CLINT EASTWOOD'S shot-full-of-curare biopic J. Edgar takes on a half-century of history, from the Palmer Raids to Nixon's regime. But the movie unfolds entirely in a few rooms. It's a defensible stance when telling a lifelong bureaucrat's story, but a chore to watch.

This J. Edgar Hoover (Leonardo DiCaprio), founder of the FBI, sits at a desk. He's a pudgy minotaur, encircled by a loyal secretary (Naomi Watts) and a proud but suffocating mother (Judi Dench). He emerges for lunches, dinners and jaunts to the racetrack with longtime companion Clyde Tolson (Armie Hammer, the Winklevosses of The Social Network). Scriptwriter Dustin Lance Black (Milk) underscores everyone's favorite tale of Hoover: the urban legend of his gayness and transvestitism. The film asks you to mourn Hoover, who may have hidden his own sexuality even as he snooped into the sex lives of others. Would this epic blackmailer—the head of the American secret police—have been a better man if he just could have declared his secret love to the world?

Understandably, Eastwood cites the good work done by Hoover. Kidnappers have never prospered in America, thanks to the FBI. J. Edgar follows the Lindbergh case, which is treated as an open-and-shut criminal matter, solved by innovative fingerprinting and forensic analysis—rather than by circumstantial evidence.

Hoover is a catastrophically recessive part for DiCaprio: he's a glowing smudge on Eastwood's underlit screen. At first, we see a snazzily dressed, fussy young man, less interesting even than Kevin Costner in The Untouchables. In the leap of a scene, Hoover is a swollen elder in thick makeup.

At their worst, Eastwood's films are a series of incidents with little connection, anecdotes that don't lead to any truth. His many fans consider this lack of emphasis essential to Eastwood's pragmatic coolness.
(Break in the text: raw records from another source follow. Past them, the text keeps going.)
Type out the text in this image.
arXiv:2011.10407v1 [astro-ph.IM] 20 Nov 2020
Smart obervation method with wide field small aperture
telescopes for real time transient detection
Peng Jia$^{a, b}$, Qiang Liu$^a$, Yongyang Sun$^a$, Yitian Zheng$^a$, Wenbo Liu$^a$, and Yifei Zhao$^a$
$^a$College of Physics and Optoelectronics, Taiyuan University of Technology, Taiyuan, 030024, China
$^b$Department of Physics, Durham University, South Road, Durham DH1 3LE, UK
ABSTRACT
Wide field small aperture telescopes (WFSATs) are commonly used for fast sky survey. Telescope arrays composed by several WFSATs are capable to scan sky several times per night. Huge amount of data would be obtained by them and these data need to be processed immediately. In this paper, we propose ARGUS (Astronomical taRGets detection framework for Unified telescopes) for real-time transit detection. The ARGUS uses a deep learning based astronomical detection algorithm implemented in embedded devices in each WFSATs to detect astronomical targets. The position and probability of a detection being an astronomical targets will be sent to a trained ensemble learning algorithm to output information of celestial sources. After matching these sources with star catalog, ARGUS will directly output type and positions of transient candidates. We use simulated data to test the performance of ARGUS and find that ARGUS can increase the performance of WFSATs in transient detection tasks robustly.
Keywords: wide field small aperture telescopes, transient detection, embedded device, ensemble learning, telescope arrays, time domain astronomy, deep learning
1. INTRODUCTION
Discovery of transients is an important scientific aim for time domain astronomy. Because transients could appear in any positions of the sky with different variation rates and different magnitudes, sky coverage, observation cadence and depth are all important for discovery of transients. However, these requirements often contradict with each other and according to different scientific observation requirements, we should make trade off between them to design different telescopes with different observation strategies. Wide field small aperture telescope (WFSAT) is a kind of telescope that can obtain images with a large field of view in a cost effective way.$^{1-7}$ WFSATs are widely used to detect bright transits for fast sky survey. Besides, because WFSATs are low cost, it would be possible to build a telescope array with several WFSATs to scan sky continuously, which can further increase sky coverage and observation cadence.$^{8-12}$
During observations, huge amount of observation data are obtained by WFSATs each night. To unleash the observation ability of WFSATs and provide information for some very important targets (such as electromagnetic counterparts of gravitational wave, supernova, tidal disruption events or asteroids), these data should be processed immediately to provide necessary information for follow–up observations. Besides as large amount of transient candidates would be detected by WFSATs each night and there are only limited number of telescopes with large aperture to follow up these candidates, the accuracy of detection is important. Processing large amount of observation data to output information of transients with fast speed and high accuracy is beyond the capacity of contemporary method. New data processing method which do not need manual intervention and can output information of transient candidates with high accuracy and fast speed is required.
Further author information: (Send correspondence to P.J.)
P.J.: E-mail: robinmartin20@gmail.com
But J. Edgar has no highs or lows, even when famous people turn up: say, a squandered Jessica Hecht playing Emma Goldman.

Maybe the moment when the film stirs from its coma is at the end: Richard Nixon (Christopher Shyer) pronounces both a public and private obit for Hoover. The private, obscene obit is a relief from the sanctity of the rest of the film. Say what you will about Nixon, but at least he had an opinion on J. Edgar Hoover.